Illumination of the Pohutu Geyser Terrace, Rotorua

  • Mark Burton

Kia Ora and good evening Ladies and Gentlemen.

Thank you Ben for that kind introduction and thank you, on behalf of myself and Carol, to the members and staff of the Maori Arts and Crafts Institute, for what has been an enjoyable and pleasant evening thus far.

We have now come to the focus of the evening, the official lighting of the Pohutu Geyser and the spectacular sinter terraces.

I think it is appropriate that I start by acknowledging that it was my predecessor as Minister of Tourism, the Hon Lockwood Smith, who approved a significant grant to facilitate the permanent lighting of the geyser and terraces. This was part of the millennium celebrations, and for the ongoing benefit of visitors to the Whakarewarewa Thermal Valley.
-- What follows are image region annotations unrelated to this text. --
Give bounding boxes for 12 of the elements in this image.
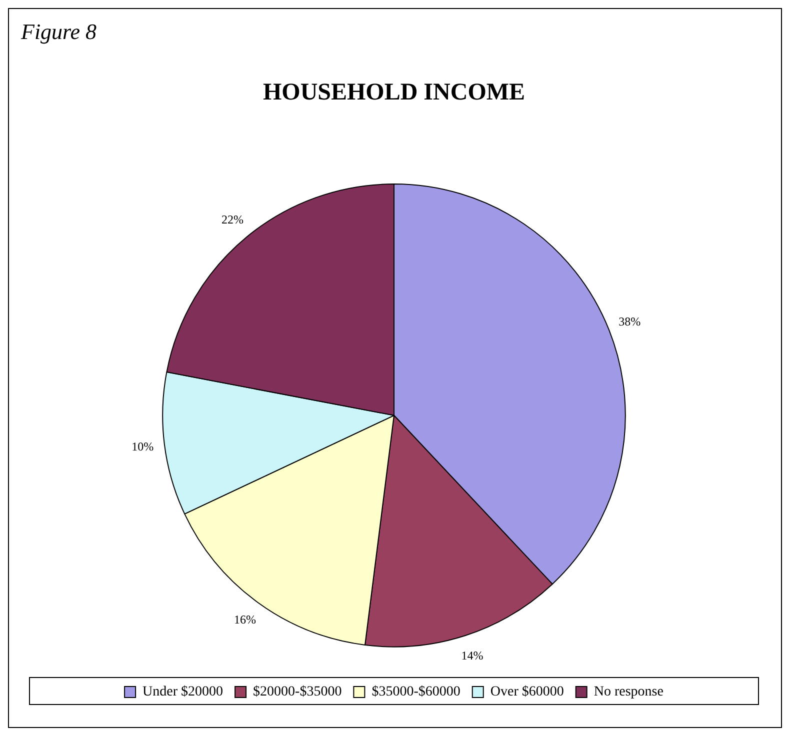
data-label: 10% [132, 439, 154, 454]
legend-label: $35000-$60000 [372, 684, 460, 700]
legend-label: $20000-$35000 [253, 684, 342, 700]
data-label: 22% [221, 212, 244, 226]
legend-label: No response [594, 684, 664, 700]
data-label: 14% [461, 648, 484, 663]
data-label: 38% [618, 314, 641, 328]
data-label: 16% [234, 612, 256, 627]
legend-label: Under $20000 [142, 684, 224, 700]
legend-label: Over $60000 [490, 684, 564, 700]
caption: Figure 8 [21, 19, 97, 45]
chart-title: HOUSEHOLD INCOME [262, 80, 526, 106]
Some ideas are able to attract universal support. Assisting the Institute to permanently light this icon of New Zealand tourism is one such idea. I am pleased that as Minister of Tourism, I am now able to play a part in this important event.

Most of you assembled here this evening hold a great deal of knowledge about the significance and history of this area, its natural features and its place in our culture.

Many, many more New Zealanders – and overseas visitors – have witnessed the magnificence of Pohutu, and the other features of the Valley. I understand that it has been observed, photographed and studied as a unique geothermal feature since 1850.

I know that it is a favourite holiday visit for kiwi families. It has featured in advertising and promotional material of local and national tourism bodies for years. And of course it holds special significance for local Maori - for generations it has been central to your way of life.

The particular combination of geothermal wonders and Maori culture make this place a very special attraction and an icon in New Zealand tourism.

The recognition that Government gives to this special place is shown in its protection by statute as a Crown reserve since 1963.
And relatively recently, in 1987 in fact, the decline of Pohutu resulted in local geothermal users being restricted from taking energy from the surrounding field.

I know that at the time, and probably still in some quarters, this was a controversial move. But the current remarkable record of 269 consecutive days of activity by Pohutu - and the national and international attention that this brought - has undoubtedly been a boost for Whakarewarewa as a tourist icon.

But further than the headlines made by the length of the current geothermal performance, the underlying story is the one that I think gives us the greatest benefit as a country and as an industry.

It shows that we don’t only talk "clean and green", we can walk it as well. And this story shows that New Zealand is prepared to go that extra distance to try to live up to our 100% Pure brand and our clean and green image.
This is my view will continue to be one of our most important challenges in the ongoing development of sustainable tourism.

With the future of the geyser seemingly assured, we are now able to consider its sustainable use as a tourism attraction. The newly installed lighting that we see here, which will allow evening viewing, is one way to extend the opportunities for our international and our domestic visitors to visit and enjoy Pohutu.

This is a good example of a pragmatic approach to both extending the product that is made available to our visitors, and to managing the pressure brought about by increasing numbers of visitors at some of our leading attractions.

By extending the hours of operation, there is the opportunity to increase the numbers of visitors, while spreading the pressure that they create on the facility and on the environment.

Visitor pressure is an issue that is being faced at a number of our key visitor destinations. The Institute has with this initiative, gone some way to managing such pressure here, now and in the future.

In terms of the extended opportunities available, where previously evening visitors to the Institute were restricted to the marae experience, they can now venture into the thermal reserve, in safety and in comfort, and enjoy the unique interpretation of the natural features offered to them by their Maori guides.

It is this process of adding value and providing our visitors, in particular our international visitors, with a uniquely New Zealand experience combing the richness of our peoples and cultures, with the natural environmental treasures of our land, that will drive success in the tourism industry.

Thank you once again on behalf of Carol and myself for the opportunity to participate in this official illumination ceremony, I am sure that this can only add to the status of the Maori Arts and Crafts Institute and the Whakarewarewa Reserve.